僕の欲しい君の薬指
冷静に思い返してみれば、私がいそいそと引っ越しの準備をしていても彼は何も問うてこなかった。
天糸君の事だ、本当に最初から何もかもお見通しだったに違いない。だからわざわざ私の通う大学付属の高校に入学したのだろう。私ばかりが彼に乱されて、私は一度も彼を乱せた試がない。

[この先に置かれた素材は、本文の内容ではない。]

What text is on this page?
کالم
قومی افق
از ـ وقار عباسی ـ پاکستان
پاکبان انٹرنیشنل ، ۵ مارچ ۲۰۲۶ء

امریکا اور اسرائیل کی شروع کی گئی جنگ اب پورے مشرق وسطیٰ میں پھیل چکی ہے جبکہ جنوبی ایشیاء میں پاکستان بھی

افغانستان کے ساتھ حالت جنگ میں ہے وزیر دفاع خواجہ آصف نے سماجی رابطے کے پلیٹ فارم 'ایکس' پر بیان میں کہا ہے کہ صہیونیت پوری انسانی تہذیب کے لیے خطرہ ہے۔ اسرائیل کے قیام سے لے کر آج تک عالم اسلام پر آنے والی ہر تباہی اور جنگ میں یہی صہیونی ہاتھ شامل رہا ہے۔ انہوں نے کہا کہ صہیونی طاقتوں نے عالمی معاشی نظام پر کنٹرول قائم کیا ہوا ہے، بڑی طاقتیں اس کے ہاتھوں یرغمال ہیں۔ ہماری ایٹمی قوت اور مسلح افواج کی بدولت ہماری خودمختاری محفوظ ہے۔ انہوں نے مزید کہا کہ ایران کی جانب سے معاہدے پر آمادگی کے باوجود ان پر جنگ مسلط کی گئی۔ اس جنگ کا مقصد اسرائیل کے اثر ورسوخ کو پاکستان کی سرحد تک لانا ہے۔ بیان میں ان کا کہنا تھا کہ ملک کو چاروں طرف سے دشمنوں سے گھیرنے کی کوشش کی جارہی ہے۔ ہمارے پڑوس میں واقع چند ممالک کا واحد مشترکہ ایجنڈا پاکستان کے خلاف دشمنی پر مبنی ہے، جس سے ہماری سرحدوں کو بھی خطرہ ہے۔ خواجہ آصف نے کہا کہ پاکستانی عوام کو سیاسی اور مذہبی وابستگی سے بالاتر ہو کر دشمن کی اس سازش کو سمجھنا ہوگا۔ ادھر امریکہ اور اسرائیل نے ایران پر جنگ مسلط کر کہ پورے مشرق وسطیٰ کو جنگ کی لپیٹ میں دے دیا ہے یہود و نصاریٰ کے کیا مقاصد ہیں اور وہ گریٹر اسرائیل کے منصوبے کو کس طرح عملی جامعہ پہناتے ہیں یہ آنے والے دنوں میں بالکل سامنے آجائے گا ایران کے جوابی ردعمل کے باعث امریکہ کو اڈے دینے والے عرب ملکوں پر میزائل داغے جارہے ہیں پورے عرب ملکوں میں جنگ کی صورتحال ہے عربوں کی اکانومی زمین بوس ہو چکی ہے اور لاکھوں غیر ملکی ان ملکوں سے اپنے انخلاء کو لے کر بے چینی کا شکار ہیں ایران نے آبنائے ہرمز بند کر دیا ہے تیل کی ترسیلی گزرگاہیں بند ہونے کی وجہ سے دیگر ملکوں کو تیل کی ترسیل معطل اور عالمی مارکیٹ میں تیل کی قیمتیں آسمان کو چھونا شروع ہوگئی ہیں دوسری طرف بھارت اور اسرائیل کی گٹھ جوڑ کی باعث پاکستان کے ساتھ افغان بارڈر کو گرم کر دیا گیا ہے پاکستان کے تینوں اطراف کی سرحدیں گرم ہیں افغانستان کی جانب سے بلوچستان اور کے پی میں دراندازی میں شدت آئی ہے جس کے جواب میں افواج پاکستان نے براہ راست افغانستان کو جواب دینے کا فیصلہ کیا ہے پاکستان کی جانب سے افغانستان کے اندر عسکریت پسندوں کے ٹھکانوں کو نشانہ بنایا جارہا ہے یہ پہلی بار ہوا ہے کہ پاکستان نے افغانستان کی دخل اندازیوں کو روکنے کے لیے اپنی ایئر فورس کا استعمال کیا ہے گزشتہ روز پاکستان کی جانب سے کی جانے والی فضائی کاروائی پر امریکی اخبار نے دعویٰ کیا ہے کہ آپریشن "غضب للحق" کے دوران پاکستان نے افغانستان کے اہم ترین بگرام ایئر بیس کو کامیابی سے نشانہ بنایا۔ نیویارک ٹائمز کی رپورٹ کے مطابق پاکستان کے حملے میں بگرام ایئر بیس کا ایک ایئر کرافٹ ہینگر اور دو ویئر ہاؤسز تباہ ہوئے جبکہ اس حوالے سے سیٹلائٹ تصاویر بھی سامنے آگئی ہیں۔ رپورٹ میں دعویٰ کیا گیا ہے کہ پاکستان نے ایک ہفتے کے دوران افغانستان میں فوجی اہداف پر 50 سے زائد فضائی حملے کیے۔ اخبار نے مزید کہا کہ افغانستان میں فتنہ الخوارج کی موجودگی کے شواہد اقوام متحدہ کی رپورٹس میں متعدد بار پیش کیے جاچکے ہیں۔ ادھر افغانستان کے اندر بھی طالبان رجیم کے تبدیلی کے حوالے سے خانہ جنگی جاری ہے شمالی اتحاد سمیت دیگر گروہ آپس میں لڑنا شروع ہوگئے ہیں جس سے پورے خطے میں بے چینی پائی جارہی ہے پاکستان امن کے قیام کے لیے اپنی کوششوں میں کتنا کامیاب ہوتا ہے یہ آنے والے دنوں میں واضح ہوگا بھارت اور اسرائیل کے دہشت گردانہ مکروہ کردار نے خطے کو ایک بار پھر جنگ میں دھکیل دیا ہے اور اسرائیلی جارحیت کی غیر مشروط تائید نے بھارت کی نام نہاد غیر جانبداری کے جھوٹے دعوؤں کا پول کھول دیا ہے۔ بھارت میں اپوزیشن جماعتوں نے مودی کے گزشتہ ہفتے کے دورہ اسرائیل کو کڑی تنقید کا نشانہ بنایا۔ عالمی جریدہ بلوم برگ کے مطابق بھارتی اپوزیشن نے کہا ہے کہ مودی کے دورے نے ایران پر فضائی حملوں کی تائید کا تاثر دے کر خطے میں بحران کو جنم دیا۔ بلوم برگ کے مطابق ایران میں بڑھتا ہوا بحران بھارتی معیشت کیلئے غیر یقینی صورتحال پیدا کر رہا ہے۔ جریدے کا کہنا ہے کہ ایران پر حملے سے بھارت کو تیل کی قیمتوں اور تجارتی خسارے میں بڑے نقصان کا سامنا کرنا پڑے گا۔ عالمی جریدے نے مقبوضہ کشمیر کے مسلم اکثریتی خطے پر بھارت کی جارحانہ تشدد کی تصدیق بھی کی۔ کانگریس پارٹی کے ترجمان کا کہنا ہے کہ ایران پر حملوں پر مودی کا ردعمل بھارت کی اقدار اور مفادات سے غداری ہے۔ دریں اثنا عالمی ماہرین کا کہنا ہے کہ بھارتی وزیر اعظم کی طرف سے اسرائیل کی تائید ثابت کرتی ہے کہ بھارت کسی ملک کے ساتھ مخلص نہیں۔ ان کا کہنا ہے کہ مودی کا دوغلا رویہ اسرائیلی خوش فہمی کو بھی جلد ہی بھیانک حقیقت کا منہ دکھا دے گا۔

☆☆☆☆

「月弓ちゃんと一日ずっと一緒にいられるの、いつ振りかな」
「誰のせいだと思ってるの」
「ん?僕」
「……」
「だって仕方ないじゃない。我慢できなかったんだもん」
仏頂面をしている私の頬を人差し指で軽く突いた相手が、爛々と双眸を輝かせて幸せそうに私とは対照的な表情を浮かべた。
「可愛い月弓ちゃんを見たらいつも我慢できなくなる」
「私、可愛くなんかないよ」
「可愛いよ」
「…っっ」
「今だって、世界で一番可愛い」
昨日泣いたせいで目も赤く腫れているし、化粧もしていないし、何なら寝癖がピョンピョン跳ねていてお世辞にも可愛いとは言えないに決まっているのに、この子は躊躇なく真っ直ぐにこちらを見つめて「可愛い」と形容する。
突然彼が真剣な眼差しを向けるから、不覚にも心臓がドキリと音を立てる。